Proposed superannuation changes
Reducing the non-concessional contributions cap
Reducing the non-concessional contributions cap from $100,000 to $75,000. Assuming that other existing rules remain the same, this would lead to:
A bring forward cap of $225,000 over three years where an eligible individual’s total superannuation balance just prior to a financial year is less than $1.4 million; or
A bring forward cap of $150,000 over two years where an eligible individual’s total superannuation balance just prior to a financial year is at least $1.4 million but less than $1.5 million.
Abolishing concessional contributions cap carry-forward
From 1 July 2-018, the concessional contribution’s cap carry forward rules allow individuals to carry forward unused concessional cap amounts for up to five financials years, provided their total superannuation balance just prior to the year in which they want to access the unused cap amounts is less than $500,000. The ALP has proposed removing the ability for individuals to carry forward unused concessional contributions cap amounts.
Re-establishing 10% test for personal tax -deductible contributions
Prior to 1 July 2017, individuals wanting to make personal tax deductible contributions to superannuation must:
Have not been an employee during the income year; or
Have less than 10% of their assessable income (and reportable fringe benefits and reportable employer super contributions) attributable to employment.

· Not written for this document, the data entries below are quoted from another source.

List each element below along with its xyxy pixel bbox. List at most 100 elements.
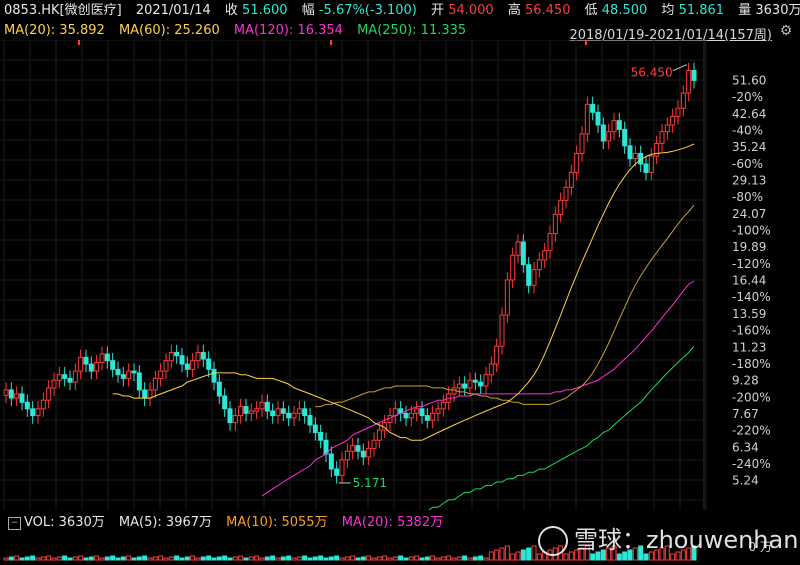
candle-body xyxy=(515,241,521,256)
volume-bar xyxy=(200,556,206,561)
candle-body xyxy=(643,163,649,173)
percent-tick-label: -60% xyxy=(732,157,763,171)
volume-bar xyxy=(430,555,436,561)
candle-body xyxy=(115,368,121,376)
volume-bar xyxy=(120,556,126,561)
volume-bar xyxy=(206,555,212,561)
candle-body xyxy=(238,406,244,417)
candle-body xyxy=(558,199,564,215)
volume-bar xyxy=(78,555,84,561)
vol-ma10: MA(10): 5055万 xyxy=(226,515,328,530)
candle-body xyxy=(152,377,158,391)
candle-body xyxy=(307,415,313,426)
candle-body xyxy=(376,429,382,441)
candle-body xyxy=(200,351,206,360)
volume-bar xyxy=(184,556,190,561)
candle-body xyxy=(142,389,148,399)
candle-body xyxy=(590,103,596,113)
high-label: 高 xyxy=(507,3,521,18)
candle-body xyxy=(83,356,89,365)
volume-bar xyxy=(19,557,25,561)
candle-body xyxy=(616,120,622,130)
candle-body xyxy=(179,355,185,365)
volume-bar xyxy=(440,556,446,561)
candle-body xyxy=(478,381,484,387)
price-tick-label: 35.24 xyxy=(732,140,766,154)
candlestick-chart[interactable]: 51.60 42.64 35.24 29.13 24.07 19.89 16.44 13.59… xyxy=(0,40,800,510)
volume-bar xyxy=(408,556,414,561)
candle-body xyxy=(648,155,654,173)
top-marker xyxy=(330,40,332,45)
volume-bar xyxy=(328,556,334,561)
candle-body xyxy=(174,351,180,357)
candle-body xyxy=(131,370,137,374)
candle-body xyxy=(430,412,436,421)
candle-body xyxy=(222,395,228,410)
candle-body xyxy=(312,424,318,433)
candle-body xyxy=(302,408,308,417)
candle-body xyxy=(24,401,30,410)
volume-bar xyxy=(30,555,36,561)
candle-body xyxy=(542,250,548,261)
volume-bar xyxy=(174,555,180,561)
candle-body xyxy=(568,171,574,188)
volume-bar xyxy=(499,547,505,561)
xueqiu-logo-icon xyxy=(538,526,568,556)
volume-bar xyxy=(414,555,420,561)
vol-ma5: MA(5): 3967万 xyxy=(118,515,213,530)
settings-gear-icon[interactable]: ⚙ xyxy=(778,23,794,39)
low-value: 48.500 xyxy=(601,3,648,18)
candle-body xyxy=(520,241,526,266)
candle-body xyxy=(440,401,446,410)
ma250-legend: MA(250): 11.335 xyxy=(357,23,467,38)
open-label: 开 xyxy=(431,3,445,18)
volume-bar xyxy=(243,557,249,561)
candle-body xyxy=(46,387,52,401)
candle-body xyxy=(536,259,542,271)
volume-bar xyxy=(222,555,228,561)
price-tick-label: 24.07 xyxy=(732,207,766,221)
volume-bar xyxy=(451,557,457,561)
volume-bar xyxy=(62,555,68,561)
candle-body xyxy=(227,408,233,424)
candle-body xyxy=(318,431,324,441)
candle-body xyxy=(526,264,532,286)
candle-body xyxy=(35,408,41,417)
volume-bar xyxy=(510,553,516,561)
volume-bar xyxy=(424,556,430,561)
collapse-icon[interactable]: − xyxy=(8,517,21,530)
volume-bar xyxy=(280,556,286,561)
candle-body xyxy=(675,107,681,117)
candle-body xyxy=(51,379,57,389)
volume-bar xyxy=(355,557,361,561)
candle-body xyxy=(120,374,126,379)
volume-bar xyxy=(227,557,233,561)
ma20-line xyxy=(112,143,695,441)
candle-body xyxy=(110,360,116,370)
candle-body xyxy=(584,103,590,135)
candle-body xyxy=(291,412,297,419)
percent-tick-label: -120% xyxy=(732,257,771,271)
volume-bar xyxy=(238,555,244,561)
candle-body xyxy=(462,383,468,389)
volume-bar xyxy=(147,557,153,561)
volume-bar xyxy=(488,551,494,561)
volume-bar xyxy=(83,557,89,561)
candle-body xyxy=(552,213,558,235)
candle-body xyxy=(78,356,84,372)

With these conditions removed, most employees became eligible to make personal tax -deductible contributions for the first time. The ALP has proposed reversing this change. This would result in most employees again becoming ineligible to make personal tax deductible contributions and being restricted to making any voluntary concessional contributions via increased employer contributions (e.g., salary sacrifice).
Reducing Division 293 tax income threshold to $200,000
Division 293 tax, is additional 15% superannuation contributions tax assessed on super contributions made by an individual whose income for Div 293 purposes is $250,000 or more. This effectively brings the super contributions tax rate up to 30% for these individuals. The ALP has proposed bringing the income threshold down from $250,000 to $200,000. The income threshold includes Fringe benefits and reportable employer superannuation contributions.
Proposed changes to super guarantee
The ALP has proposed ending the existing temporary legislative freeze on the superannuation guarantee (SG) rate (currently 9.5%) and fast tracking the increase in the SG rate to 12% as soon as practicable. Once the goal of 12% has been achieved, the ALP then proposes to set out a pathway to a 15% rate of SG. The ALP has also proposed eliminating the $450 per month income threshold below which SG contributions are not required and paying SG contributions on the Federal Government paid parental leave scheme.
Prospectively reintroducing ban on Limited Recourse Borrowings
The ALP believes that super fund borrowing is crowding out first home buyers, increases risks of financial system instability and threatens to undermine the integrity of the superannuation system. The ALP has proposed prospectively restoring the prohibition on direct borrowing by superannuation funds for housing investments.